Old school physicians will still use the phrase stages . . . stage I, II, and III. Most avoid that now, as it sets up the stereotype for doomsday . . . Yet, even among all of that medical news is never easy to embrace, and if you've had a life like mine you never know where to go with it. Instead, you wait until the worst is over, and then make note so you can avoid well meaning (you hope) remarks that you just need to push through or the--far worse--heartbreaking radio silence and slithering away from ones you love as your Lupus just doesn't work for their life map, vision, or--my personal favorite--need for the themselves. That last one: well someone I long ago stopped talking to told me that having kids and a cold is certainly far worse than just having Lupus and I really should get over myself. I was in a hospital bed, and I learned a marker of friendship that night. It still haunts me, about as deeply as the lover who never answered my call and vanished into those cold winter night quicker than the vials of blood were pulled from my arms.

That being said, Lupus is also the uninvited, creepy wingman at the end of the bar. Questionably unbathen, greasy hair, the paunch belly unattractively protruding over the belt and pants, and the cologne most likely a regurgitated can of Axe wafting up and assaulting the senses . . . yes, the unwanted, hopelessly socially defunct, and without recourse for redemption. Maybe stating that makes me a whisperer or sorts. In all reality, it just makes me vocal . . . not particularly special.

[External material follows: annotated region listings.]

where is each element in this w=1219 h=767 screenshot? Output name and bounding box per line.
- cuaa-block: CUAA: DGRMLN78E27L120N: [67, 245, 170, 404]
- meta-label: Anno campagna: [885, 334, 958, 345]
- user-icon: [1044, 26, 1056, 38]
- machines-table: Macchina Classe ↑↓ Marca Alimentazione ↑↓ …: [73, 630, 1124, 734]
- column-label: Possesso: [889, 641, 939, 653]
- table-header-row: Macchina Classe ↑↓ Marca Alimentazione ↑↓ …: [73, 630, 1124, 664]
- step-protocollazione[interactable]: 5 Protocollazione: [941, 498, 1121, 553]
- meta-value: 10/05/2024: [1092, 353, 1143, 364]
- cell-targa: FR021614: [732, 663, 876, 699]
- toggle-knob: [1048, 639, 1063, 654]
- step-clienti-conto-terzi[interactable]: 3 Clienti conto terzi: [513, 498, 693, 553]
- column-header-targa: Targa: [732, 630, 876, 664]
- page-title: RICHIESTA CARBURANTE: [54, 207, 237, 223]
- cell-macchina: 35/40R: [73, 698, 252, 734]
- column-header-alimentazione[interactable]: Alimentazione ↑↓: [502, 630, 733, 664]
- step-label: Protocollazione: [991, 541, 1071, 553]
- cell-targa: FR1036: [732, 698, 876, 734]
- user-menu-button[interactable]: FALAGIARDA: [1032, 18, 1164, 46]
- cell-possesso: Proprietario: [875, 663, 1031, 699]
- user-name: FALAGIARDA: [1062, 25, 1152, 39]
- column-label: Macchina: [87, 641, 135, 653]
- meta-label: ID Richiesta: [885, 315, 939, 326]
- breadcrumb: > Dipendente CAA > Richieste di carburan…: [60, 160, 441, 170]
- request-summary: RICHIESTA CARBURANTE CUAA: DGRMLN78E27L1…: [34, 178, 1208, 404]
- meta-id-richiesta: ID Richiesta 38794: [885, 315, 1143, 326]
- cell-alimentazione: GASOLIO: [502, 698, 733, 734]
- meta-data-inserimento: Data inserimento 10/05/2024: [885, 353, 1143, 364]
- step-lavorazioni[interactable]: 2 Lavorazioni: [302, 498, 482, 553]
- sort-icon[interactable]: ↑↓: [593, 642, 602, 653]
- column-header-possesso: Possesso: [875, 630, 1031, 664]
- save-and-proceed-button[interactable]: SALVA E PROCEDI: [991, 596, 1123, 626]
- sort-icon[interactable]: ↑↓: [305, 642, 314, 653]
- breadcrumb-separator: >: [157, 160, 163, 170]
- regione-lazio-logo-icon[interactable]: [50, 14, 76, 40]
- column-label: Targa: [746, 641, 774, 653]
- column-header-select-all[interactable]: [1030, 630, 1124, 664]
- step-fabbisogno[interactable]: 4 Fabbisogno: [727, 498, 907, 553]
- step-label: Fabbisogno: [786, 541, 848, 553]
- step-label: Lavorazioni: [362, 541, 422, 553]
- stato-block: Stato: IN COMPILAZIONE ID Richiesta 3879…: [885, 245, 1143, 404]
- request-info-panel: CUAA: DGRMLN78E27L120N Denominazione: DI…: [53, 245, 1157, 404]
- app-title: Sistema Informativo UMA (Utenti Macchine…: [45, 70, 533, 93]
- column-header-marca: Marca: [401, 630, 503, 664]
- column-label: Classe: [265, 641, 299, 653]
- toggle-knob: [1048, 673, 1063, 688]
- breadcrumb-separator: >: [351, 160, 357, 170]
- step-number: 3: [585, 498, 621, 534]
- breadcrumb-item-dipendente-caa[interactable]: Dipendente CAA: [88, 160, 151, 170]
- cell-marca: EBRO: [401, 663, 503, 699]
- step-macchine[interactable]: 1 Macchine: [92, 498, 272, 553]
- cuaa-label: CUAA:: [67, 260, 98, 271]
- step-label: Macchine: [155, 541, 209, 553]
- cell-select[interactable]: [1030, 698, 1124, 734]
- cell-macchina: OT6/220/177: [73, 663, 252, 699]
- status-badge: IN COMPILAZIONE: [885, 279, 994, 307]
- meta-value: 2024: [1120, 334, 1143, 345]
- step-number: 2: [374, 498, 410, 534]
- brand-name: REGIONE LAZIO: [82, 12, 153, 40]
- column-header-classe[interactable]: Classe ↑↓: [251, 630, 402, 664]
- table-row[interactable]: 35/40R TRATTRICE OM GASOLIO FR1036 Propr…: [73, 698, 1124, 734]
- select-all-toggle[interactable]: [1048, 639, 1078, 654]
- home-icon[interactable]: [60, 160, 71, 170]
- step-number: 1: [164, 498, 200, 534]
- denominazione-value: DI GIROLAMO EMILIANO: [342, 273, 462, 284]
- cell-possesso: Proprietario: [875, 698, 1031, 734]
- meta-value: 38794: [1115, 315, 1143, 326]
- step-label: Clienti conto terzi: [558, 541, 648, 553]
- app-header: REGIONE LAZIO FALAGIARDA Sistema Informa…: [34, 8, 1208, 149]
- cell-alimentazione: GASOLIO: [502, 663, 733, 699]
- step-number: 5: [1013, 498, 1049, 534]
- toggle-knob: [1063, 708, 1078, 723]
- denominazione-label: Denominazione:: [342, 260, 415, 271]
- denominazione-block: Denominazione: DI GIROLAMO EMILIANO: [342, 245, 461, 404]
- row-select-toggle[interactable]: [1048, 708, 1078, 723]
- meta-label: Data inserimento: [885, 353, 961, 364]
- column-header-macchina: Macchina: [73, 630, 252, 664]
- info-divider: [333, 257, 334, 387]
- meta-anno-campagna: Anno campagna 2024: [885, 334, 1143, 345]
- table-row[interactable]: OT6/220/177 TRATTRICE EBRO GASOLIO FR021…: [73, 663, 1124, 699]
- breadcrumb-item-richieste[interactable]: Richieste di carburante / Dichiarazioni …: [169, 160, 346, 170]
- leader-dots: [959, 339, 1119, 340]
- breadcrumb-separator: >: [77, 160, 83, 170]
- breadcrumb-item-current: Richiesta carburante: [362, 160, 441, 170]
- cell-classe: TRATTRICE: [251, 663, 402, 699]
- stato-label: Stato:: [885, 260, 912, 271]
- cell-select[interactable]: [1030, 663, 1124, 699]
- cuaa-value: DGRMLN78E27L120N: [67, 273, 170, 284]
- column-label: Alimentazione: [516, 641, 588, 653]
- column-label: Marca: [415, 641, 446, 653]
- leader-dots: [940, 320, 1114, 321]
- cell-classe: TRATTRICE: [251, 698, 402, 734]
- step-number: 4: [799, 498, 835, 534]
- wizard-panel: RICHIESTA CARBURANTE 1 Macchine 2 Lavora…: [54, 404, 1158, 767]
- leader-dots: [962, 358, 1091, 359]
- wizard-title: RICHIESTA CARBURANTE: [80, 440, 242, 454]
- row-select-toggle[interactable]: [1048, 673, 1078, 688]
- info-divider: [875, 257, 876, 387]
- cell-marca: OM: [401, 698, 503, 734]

About five years ago I wrote this one for a now dead Lupus Magazine. The magazine found me, which was certainly a moment. I can't say it is particularly insightful, but it is one of my favorite ones on the subject.

All of that being said, the accruements of life never really slow down or stop, as the moments with Lupus never subside or pass on. Today my face glows, my chest aches (I had hoped it was a cold, but I am certain when I see the MD on Friday I'll come home with--yet--another bottle from the pharmacy), and my body yearns of a day it didn't feel so beaten. Some of us are left to fight a battle harder than it needs to be in order to survive. It is how we balance the good and terrible days, how we forget the harshest moments of terror and human failure, and as others think we have a whisper on the life found at the other end of the healthy isle we merely have coping mechanisms and systems of avoidance. In the end, folks like me end up whispering to ourselves that we have to push on as there has to be something better. Has to.